Cellular Phones Coming In

San Francisco Business Magazine; Jan. 1994

Expect improved service from your cellular phone with the introduction of digital cellular service by Cellular One. By converting voice signals into the computer codes of ones and zeroes, three times as many calls can be transmitted over cellular radio frequencies. The result will be clear sound, no static, fewer dropped calls, a longer phone battery life and more privacy.

Although the new digital phones cost about $500, $300 more than the standard cellular phone (which transmits sound waves like a radio), Cellular One promises the new technology will save users 10 percent off their current rates. "Digital technology triples the capacity of our system, which mean less investment per subscriber," says Alan Brune, the company's vice president of marketing and strategic planning.

The only other areas in the US offering digital cellular service are Los Angeles, Florida, Chicago and the Pacific Northwest. Look for local service along major highway corridors around San Francisco and San Jose, the San Francisco financial district and near San Jose where highways 280 and 880 intersect.
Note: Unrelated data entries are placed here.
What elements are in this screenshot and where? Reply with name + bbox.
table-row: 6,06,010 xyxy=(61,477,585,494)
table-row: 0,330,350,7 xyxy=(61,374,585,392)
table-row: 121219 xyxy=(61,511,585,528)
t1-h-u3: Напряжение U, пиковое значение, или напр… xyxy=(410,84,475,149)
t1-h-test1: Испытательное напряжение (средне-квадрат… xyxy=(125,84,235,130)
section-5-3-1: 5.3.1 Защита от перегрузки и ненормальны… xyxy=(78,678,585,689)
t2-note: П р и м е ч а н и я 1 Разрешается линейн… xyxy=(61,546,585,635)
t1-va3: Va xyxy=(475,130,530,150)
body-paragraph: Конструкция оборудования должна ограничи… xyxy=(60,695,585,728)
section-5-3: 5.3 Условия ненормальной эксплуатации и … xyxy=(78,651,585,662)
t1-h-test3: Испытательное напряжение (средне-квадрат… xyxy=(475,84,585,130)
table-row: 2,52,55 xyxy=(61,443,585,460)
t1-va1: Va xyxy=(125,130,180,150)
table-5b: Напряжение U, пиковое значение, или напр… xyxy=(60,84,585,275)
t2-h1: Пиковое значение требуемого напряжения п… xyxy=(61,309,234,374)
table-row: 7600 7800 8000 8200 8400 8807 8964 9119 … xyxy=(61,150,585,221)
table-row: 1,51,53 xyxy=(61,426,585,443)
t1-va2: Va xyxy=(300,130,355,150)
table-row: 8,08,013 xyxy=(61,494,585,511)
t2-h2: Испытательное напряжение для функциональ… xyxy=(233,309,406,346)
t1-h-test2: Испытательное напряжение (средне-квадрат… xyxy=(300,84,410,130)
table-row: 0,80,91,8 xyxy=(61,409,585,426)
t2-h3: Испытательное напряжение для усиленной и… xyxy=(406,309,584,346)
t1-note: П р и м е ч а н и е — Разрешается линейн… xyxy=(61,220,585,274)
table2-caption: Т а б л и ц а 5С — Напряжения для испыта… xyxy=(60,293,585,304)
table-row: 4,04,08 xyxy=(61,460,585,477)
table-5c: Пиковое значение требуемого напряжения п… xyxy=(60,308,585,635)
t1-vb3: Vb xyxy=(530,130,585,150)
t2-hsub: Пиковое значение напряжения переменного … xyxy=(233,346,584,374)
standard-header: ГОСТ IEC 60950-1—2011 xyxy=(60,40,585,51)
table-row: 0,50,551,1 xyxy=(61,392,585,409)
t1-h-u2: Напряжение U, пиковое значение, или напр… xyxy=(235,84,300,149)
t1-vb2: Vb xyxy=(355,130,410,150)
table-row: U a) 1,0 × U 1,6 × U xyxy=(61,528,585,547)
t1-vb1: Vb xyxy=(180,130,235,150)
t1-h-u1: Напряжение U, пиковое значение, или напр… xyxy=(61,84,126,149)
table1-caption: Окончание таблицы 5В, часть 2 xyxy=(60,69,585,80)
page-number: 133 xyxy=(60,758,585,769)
Cellular One, the only provider of digital service in the Bay Area, says the new phones will eventually include pagers and, because you can expect more calls with improved service, a screening feature that will allow you to designate different rings to different callers.

If you're groaning because you just bought a standard cellular phone, no need to worry, according to Lee Dorfman, whose company, Action Cellular Rent a Phone in San Francisco, rents cellular phones to such famous names as Mikhail Gorbachev, Nelson Mandela, Al Gore and Paul McCartney when they're in town. Dorfman says he thinks the total switch to digital won't happen for years if at all. "The Bay Area is oriented to technological advancements, but I don't think there's an urgency for small businesses to switch to digital anytime soon." Says Dorfman.